PDF(Pubmed)
Abstract:
Overactivation of the NLRP3 inflammasome is implicated in chronic low-grade inflammation associated with various disease states, including obesity, type 2 diabetes, atherosclerosis, Alzheimer\'s disease, and Parkinson\'s disease. Emerging evidence, mostly from cell and animal models of disease, supports a role for ketosis in general, and the main circulating ketone body beta-hydroxybutyrate (BHB) in particular, in reducing NLRP3 inflammasome activation to improve chronic inflammation. As a result, interventions that can induce ketosis (e.g., fasting, intermittent fasting, time-restricted feeding/eating, very low-carbohydrate high-fat ketogenic diets) and/or increase circulating BHB (e.g., exogenous ketone supplementation) have garnered increasing interest for their therapeutic potential. The purpose of the present review is to summarize our current understanding of the literature on how ketogenic interventions impact the NLRP3 inflammasome across human, rodent and cell models. Overall, there is convincing evidence that ketogenic interventions, likely acting through multiple interacting mechanisms in a cell-, disease- and context-specific manner, can reduce NLRP3 inflammasome activation.
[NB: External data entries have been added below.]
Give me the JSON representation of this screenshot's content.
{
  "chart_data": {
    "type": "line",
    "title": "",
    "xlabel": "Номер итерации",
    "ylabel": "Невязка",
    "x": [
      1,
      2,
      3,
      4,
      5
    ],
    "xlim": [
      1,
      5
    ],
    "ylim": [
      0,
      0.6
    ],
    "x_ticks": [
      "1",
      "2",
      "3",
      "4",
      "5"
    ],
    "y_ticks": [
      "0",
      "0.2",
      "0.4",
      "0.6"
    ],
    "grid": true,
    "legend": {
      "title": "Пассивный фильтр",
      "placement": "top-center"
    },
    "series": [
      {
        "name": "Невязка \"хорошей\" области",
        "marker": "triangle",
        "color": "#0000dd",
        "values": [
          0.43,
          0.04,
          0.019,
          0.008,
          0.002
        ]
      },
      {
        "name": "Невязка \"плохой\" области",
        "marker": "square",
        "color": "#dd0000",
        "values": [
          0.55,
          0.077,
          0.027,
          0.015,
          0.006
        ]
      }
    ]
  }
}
The evidence supports a direct effect of BHB, although it is important to consider the myriad of other metabolic responses to fasting or ketogenic diet interventions (e.g., elevated lipolysis, low insulin, stable glucose, negative energy balance) that may also impact innate immune responses. Future research is needed to translate promising findings from discovery science to clinical application.
摘要:
NLRP3炎症小体的过度激活与各种疾病状态相关的慢性低度炎症有关。包括肥胖,2型糖尿病,动脉粥样硬化,老年痴呆症,和帕金森病。新出现的证据,主要来自疾病的细胞和动物模型,一般支持酮症的作用,特别是主要的循环酮体β-羟基丁酸酯(BHB),减少NLRP3炎性体激活以改善慢性炎症。因此,可以诱发酮症的干预措施(例如,禁食,间歇性禁食,限时喂养/进食,极低碳水化合物高脂肪生酮饮食)和/或增加循环BHB(例如,外源性酮补充)对其治疗潜力越来越感兴趣。本综述的目的是总结我们目前对生酮干预如何影响NLRP3炎症小体的文献的理解。啮齿动物和细胞模型。总的来说,有令人信服的证据表明生酮干预,可能通过细胞中的多种相互作用机制发挥作用-,疾病和上下文特定的方式,可以降低NLRP3炎性体的激活。证据支持BHB的直接作用,尽管重要的是要考虑对禁食或生酮饮食干预的无数其他代谢反应(例如,脂肪分解升高,低胰岛素,稳定的葡萄糖,负能量平衡),也可能影响先天免疫反应。未来的研究需要将有希望的发现从发现科学转化为临床应用。